Forugh Farrokhzad continua a pubblicare i suoi versi scandalosi, a urlare al mondo la sua voglia di essere donna che non nasconde passioni e desideri, realtà e letteratura si intrecciano con la storia che corre verso il dramma della Repubblica Islamica dell’Iran, da Reza Pahlavi all’ayatollah Khomeini, restano gli ideali di Myriam e Parviz, la grandezza di un’illusione iniziata in un Villaggio Olimpico, nel 1960, e spentasi alle soglie di una rivoluzione sognata e poi negata nella sua aspirazione di libertà. Oggi un altro ragazzo iraniano ripercorre le strade di una città che è solo memoria.
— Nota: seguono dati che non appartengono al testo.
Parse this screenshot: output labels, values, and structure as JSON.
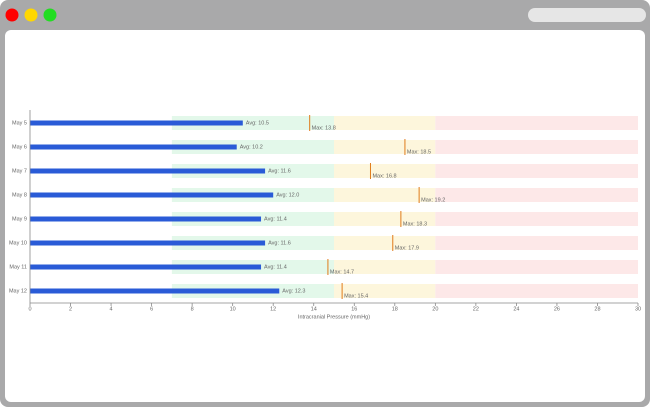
{
  "chart_data": {
    "type": "bullet",
    "x_label": "Intracranial Pressure (mmHg)",
    "categories": [
      "May 5",
      "May 6",
      "May 7",
      "May 8",
      "May 9",
      "May 10",
      "May 11",
      "May 12"
    ],
    "series": [
      {
        "color": "#2a5bd7",
        "values": [
          10.5,
          10.2,
          11.6,
          12.0,
          11.4,
          11.6,
          11.4,
          12.3
        ],
        "value_labels": [
          "Avg: 10.5",
          "Avg: 10.2",
          "Avg: 11.6",
          "Avg: 12.0",
          "Avg: 11.4",
          "Avg: 11.6",
          "Avg: 11.4",
          "Avg: 12.3"
        ]
      },
      {
        "color": "#e07b1a",
        "values": [
          13.8,
          18.5,
          16.8,
          19.2,
          18.3,
          17.9,
          14.7,
          15.4
        ],
        "value_labels": [
          "Max: 13.8",
          "Max: 18.5",
          "Max: 16.8",
          "Max: 19.2",
          "Max: 18.3",
          "Max: 17.9",
          "Max: 14.7",
          "Max: 15.4"
        ]
      }
    ],
    "bands": [
      {
        "from": 7,
        "to": 15,
        "color": "#e3f8ea"
      },
      {
        "from": 15,
        "to": 20,
        "color": "#fdf6dc"
      },
      {
        "from": 20,
        "to": 30,
        "color": "#fde8e8"
      }
    ],
    "xlim": [
      0,
      30
    ],
    "xticks": [
      0,
      2,
      4,
      6,
      8,
      10,
      12,
      14,
      16,
      18,
      20,
      22,
      24,
      26,
      28,
      30
    ]
  }
}
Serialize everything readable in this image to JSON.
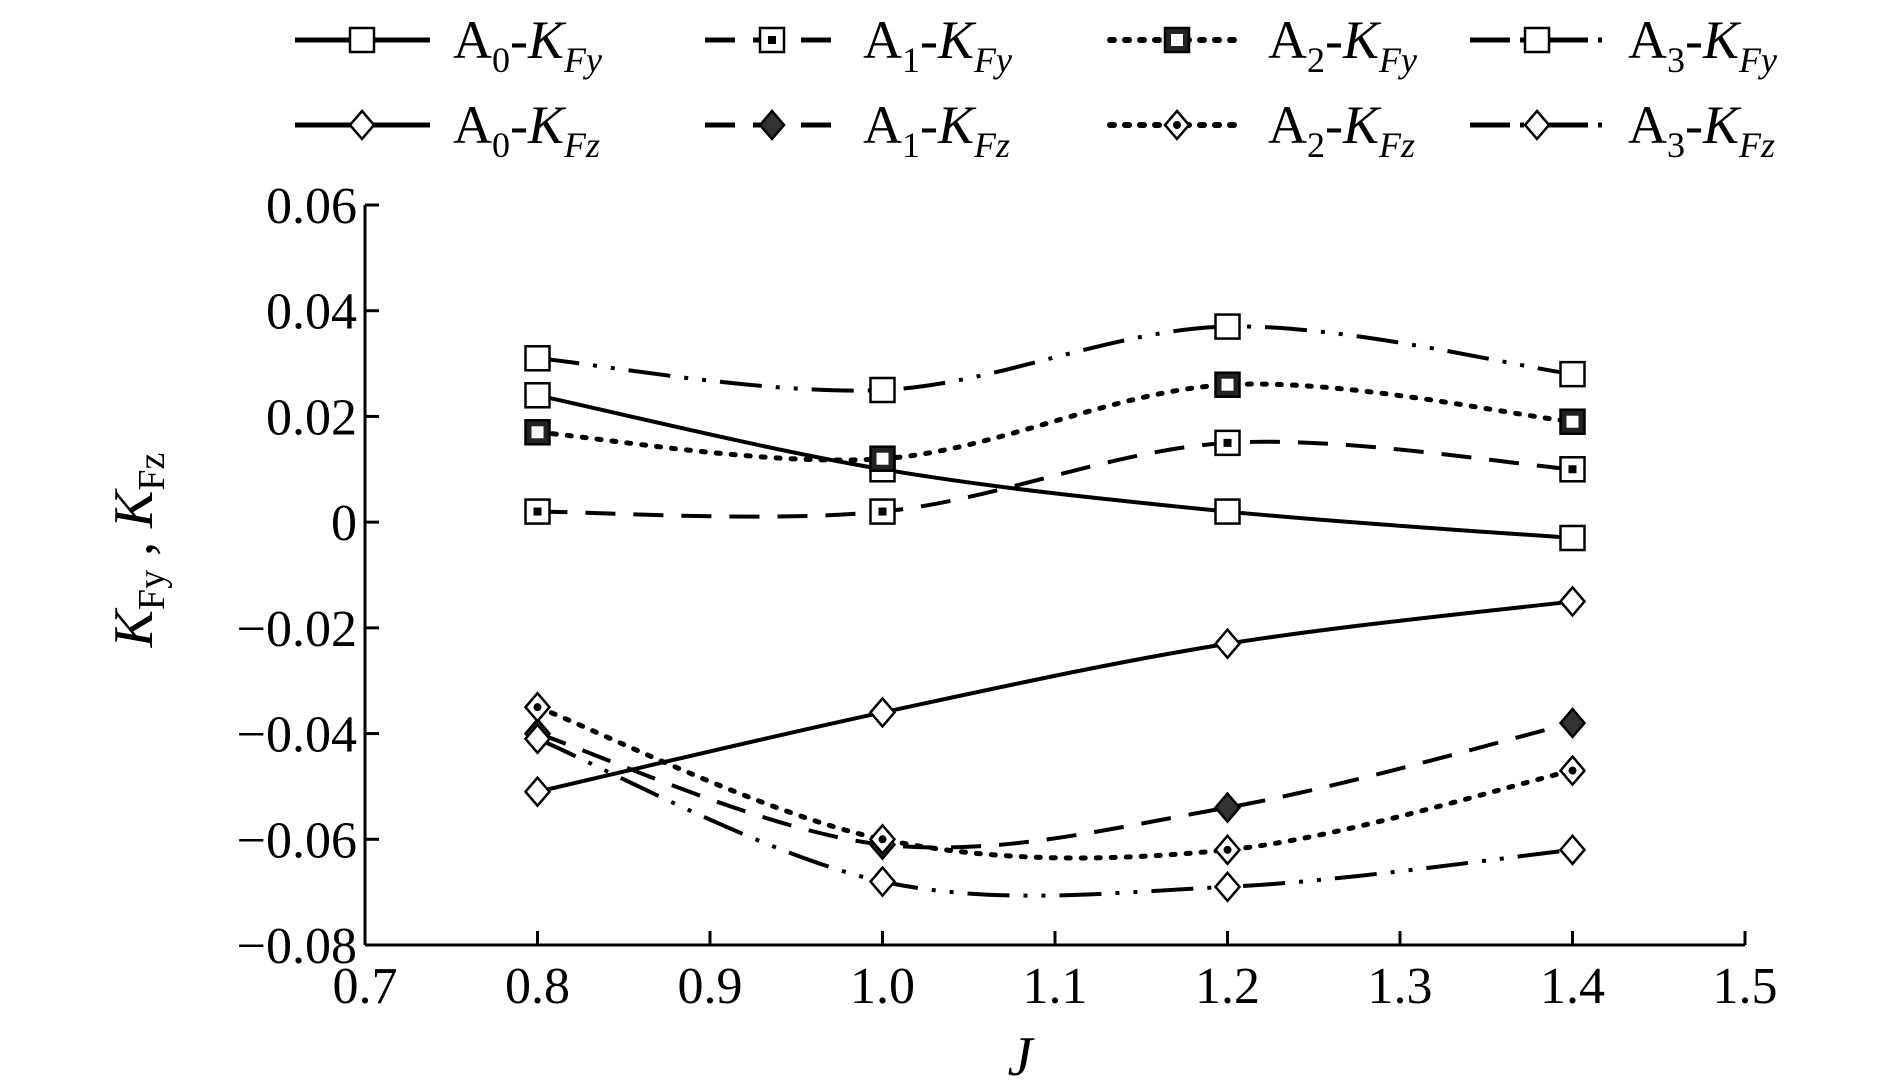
{
  "chart_data": {
    "type": "line",
    "xlabel": "J",
    "ylabel": "K_Fy , K_Fz",
    "ylabel_parts": {
      "k1": "K",
      "s1": "Fy",
      "sep": " , ",
      "k2": "K",
      "s2": "Fz"
    },
    "xlim": [
      0.7,
      1.5
    ],
    "ylim": [
      -0.08,
      0.06
    ],
    "x_ticks": [
      "0.7",
      "0.8",
      "0.9",
      "1.0",
      "1.1",
      "1.2",
      "1.3",
      "1.4",
      "1.5"
    ],
    "y_ticks": [
      "0.06",
      "0.04",
      "0.02",
      "0",
      "−0.02",
      "−0.04",
      "−0.06",
      "−0.08"
    ],
    "x": [
      0.8,
      1.0,
      1.2,
      1.4
    ],
    "legend_placement": "top",
    "grid": false,
    "series": [
      {
        "name": "A0-KFy",
        "label": {
          "a": "A",
          "sub": "0",
          "k": "K",
          "ksub": "Fy"
        },
        "dash": "solid",
        "marker": "square-open",
        "values": [
          0.024,
          0.01,
          0.002,
          -0.003
        ]
      },
      {
        "name": "A1-KFy",
        "label": {
          "a": "A",
          "sub": "1",
          "k": "K",
          "ksub": "Fy"
        },
        "dash": "dash",
        "marker": "square-dot",
        "values": [
          0.002,
          0.002,
          0.015,
          0.01
        ]
      },
      {
        "name": "A2-KFy",
        "label": {
          "a": "A",
          "sub": "2",
          "k": "K",
          "ksub": "Fy"
        },
        "dash": "dot",
        "marker": "square-filled",
        "values": [
          0.017,
          0.012,
          0.026,
          0.019
        ]
      },
      {
        "name": "A3-KFy",
        "label": {
          "a": "A",
          "sub": "3",
          "k": "K",
          "ksub": "Fy"
        },
        "dash": "dashdotdot",
        "marker": "square-open",
        "values": [
          0.031,
          0.025,
          0.037,
          0.028
        ]
      },
      {
        "name": "A0-KFz",
        "label": {
          "a": "A",
          "sub": "0",
          "k": "K",
          "ksub": "Fz"
        },
        "dash": "solid",
        "marker": "diamond-open",
        "values": [
          -0.051,
          -0.036,
          -0.023,
          -0.015
        ]
      },
      {
        "name": "A1-KFz",
        "label": {
          "a": "A",
          "sub": "1",
          "k": "K",
          "ksub": "Fz"
        },
        "dash": "dash",
        "marker": "diamond-filled",
        "values": [
          -0.04,
          -0.061,
          -0.054,
          -0.038
        ]
      },
      {
        "name": "A2-KFz",
        "label": {
          "a": "A",
          "sub": "2",
          "k": "K",
          "ksub": "Fz"
        },
        "dash": "dot",
        "marker": "diamond-dot",
        "values": [
          -0.035,
          -0.06,
          -0.062,
          -0.047
        ]
      },
      {
        "name": "A3-KFz",
        "label": {
          "a": "A",
          "sub": "3",
          "k": "K",
          "ksub": "Fz"
        },
        "dash": "dashdotdot",
        "marker": "diamond-open",
        "values": [
          -0.041,
          -0.068,
          -0.069,
          -0.062
        ]
      }
    ]
  }
}
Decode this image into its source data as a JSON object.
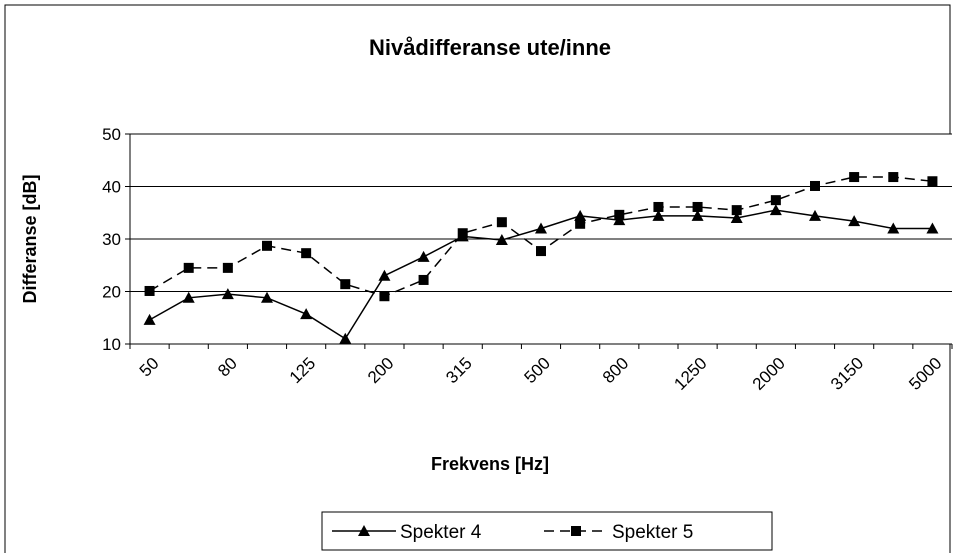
{
  "chart_data": {
    "type": "line",
    "title": "Nivådifferanse ute/inne",
    "x_label": "Frekvens [Hz]",
    "y_label": "Differanse [dB]",
    "categories": [
      "50",
      null,
      "80",
      null,
      "125",
      null,
      "200",
      null,
      "315",
      null,
      "500",
      null,
      "800",
      null,
      "1250",
      null,
      "2000",
      null,
      "3150",
      null,
      "5000"
    ],
    "series": [
      {
        "name": "Spekter 4",
        "color": "#000000",
        "line_style": "solid",
        "marker": "triangle",
        "values": [
          14.6,
          18.8,
          19.5,
          18.8,
          15.7,
          11,
          23,
          26.6,
          30.5,
          29.8,
          32,
          34.4,
          33.6,
          34.4,
          34.4,
          34,
          35.5,
          34.4,
          33.4,
          32,
          32
        ]
      },
      {
        "name": "Spekter 5",
        "color": "#000000",
        "line_style": "dashed",
        "marker": "square",
        "values": [
          20.1,
          24.5,
          24.5,
          28.7,
          27.3,
          21.4,
          19.1,
          22.2,
          31.1,
          33.2,
          27.7,
          32.9,
          34.6,
          36.1,
          36.1,
          35.5,
          37.4,
          40.1,
          41.8,
          41.8,
          41
        ]
      }
    ],
    "ylim": [
      10,
      50
    ],
    "yticks": [
      10,
      20,
      30,
      40,
      50
    ],
    "grid": true,
    "legend": "bottom"
  }
}
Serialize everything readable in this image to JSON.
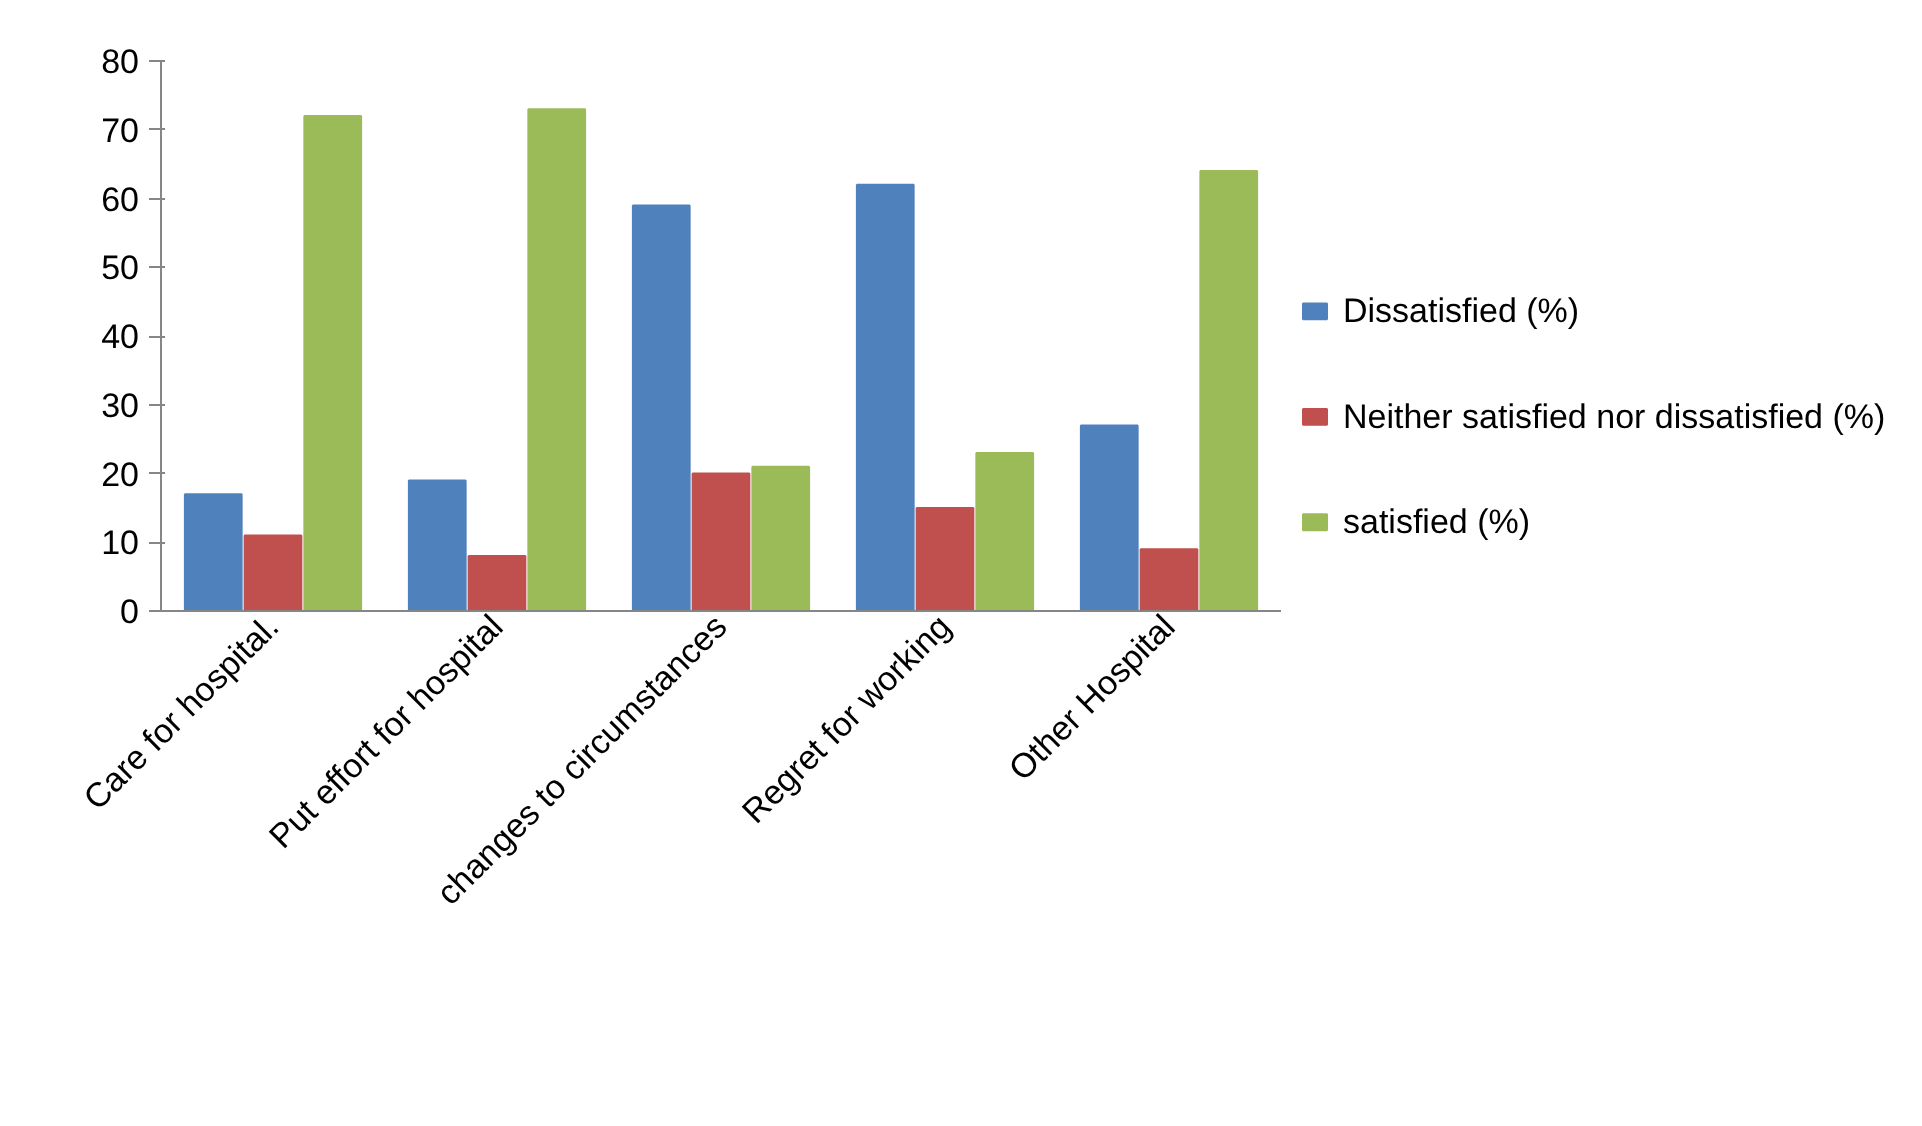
{
  "chart_data": {
    "type": "bar",
    "categories": [
      "Care for hospital.",
      "Put effort for hospital",
      "changes to circumstances",
      "Regret for working",
      "Other Hospital"
    ],
    "series": [
      {
        "name": "Dissatisfied  (%)",
        "color": "#4f81bd",
        "values": [
          17,
          19,
          59,
          62,
          27
        ]
      },
      {
        "name": "Neither satisfied nor dissatisfied (%)",
        "color": "#c0504d",
        "values": [
          11,
          8,
          20,
          15,
          9
        ]
      },
      {
        "name": " satisfied   (%)",
        "color": "#9bbb59",
        "values": [
          72,
          73,
          21,
          23,
          64
        ]
      }
    ],
    "ylim": [
      0,
      80
    ],
    "yticks": [
      0,
      10,
      20,
      30,
      40,
      50,
      60,
      70,
      80
    ],
    "grid": false,
    "legend": "right"
  }
}
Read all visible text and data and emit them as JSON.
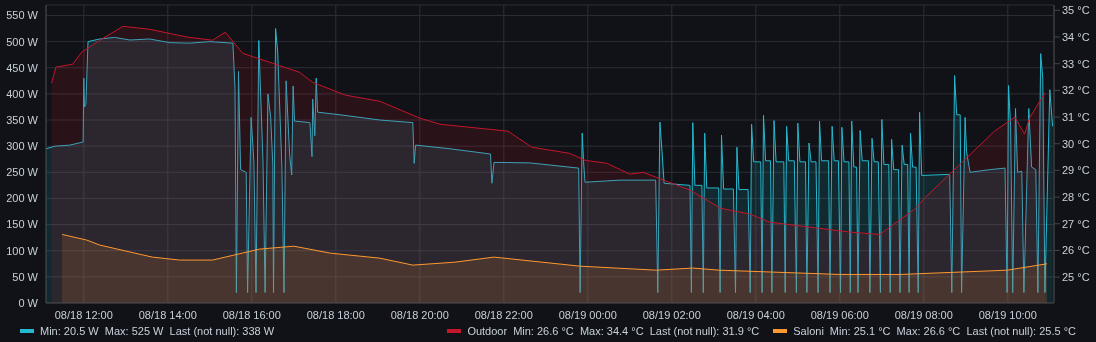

Le assemblee nelle università, le discussioni animate nelle sezioni di partito, la politica fatta anche di scontri, ma soprattutto di idee, l’aspirazione di cambiamento che nasce prima di tutto dal cuore. Ricordi che si sovrappongono a quelli di un nonno provato ma mai deluso, e le foto di uno studente in ingegneria, i baffi lucidi, lo sguardo nel mondo che ha sognato, e di una ragazza addolcita da un filo di rossetto come ora non si potrebbe più, pronta fino all’ultimo respiro a non rinnegare il ricordo di un incontro nel luglio del ’63 con una poetessa che decise di fare politica urlando il suo diritto di essere donna.
Come ora non si può più.
Michele Castelvecchi
Bijan Zarmandili
L’ESTATE E’ CRUDELE
Feltrinelli
Euro 14,00
Forugh Farrokhzad (Teheran 1934 -1967)
Il mio amato
Il mio amato
con quel corpo nudo sfrontato
stava come la morte
sulle sue gambe possenti.
Impazienti linee curve
seguivano
i suoi lombi ribelli
nei loro disegni fermi.
Il mio amato
sembra perso da generazioni
come un tartaro
nel costante agguato di un cavaliere
nell'abisso dei suoi occhi.
O un berbero
trafitto dal sangue caldo di una preghiera
nel fresco bagliore dei suoi denti.
Il mio amato
come la natura
ha un franco ineluttabile concetto
approva
l'onesta legge del potere
con il mio fallimento.
E' selvaggiamente libero
come un sano istinto
nelle profondità di un'isola deserta.
Toglie
dalle scarpe la polvere delle strade
con i brandelli della tenda di Majnun.
Il mio amato
sembra sia stato straniero
dall'inizio della sua esistenza
come un dio in un tempio nepalese.
E' un uomo dei secoli passati
una reminiscenza della bellezza originaria.
Nel suo spazio
come nel profumo dell'infanzia
costantemente risveglia
memorie innocenti.
E' come un'allegra canzone popolare
piena di barbarie e nudità.
Ama sinceramente
le particelle della vita
le particelle della polvere
il dolore dell'Uomo
il dolore puro.
Ama sinceramente
un vicolo fiorito del villaggio
un albero
un gelato
una corda da bucato.
Il mio amato
è un uomo semplice.
Un uomo semplice che io
ho nascosto
nella spaventosa regione delle meraviglie
in mezzo alla macchia dei miei seni
come l'ultimo segno di una religione felice.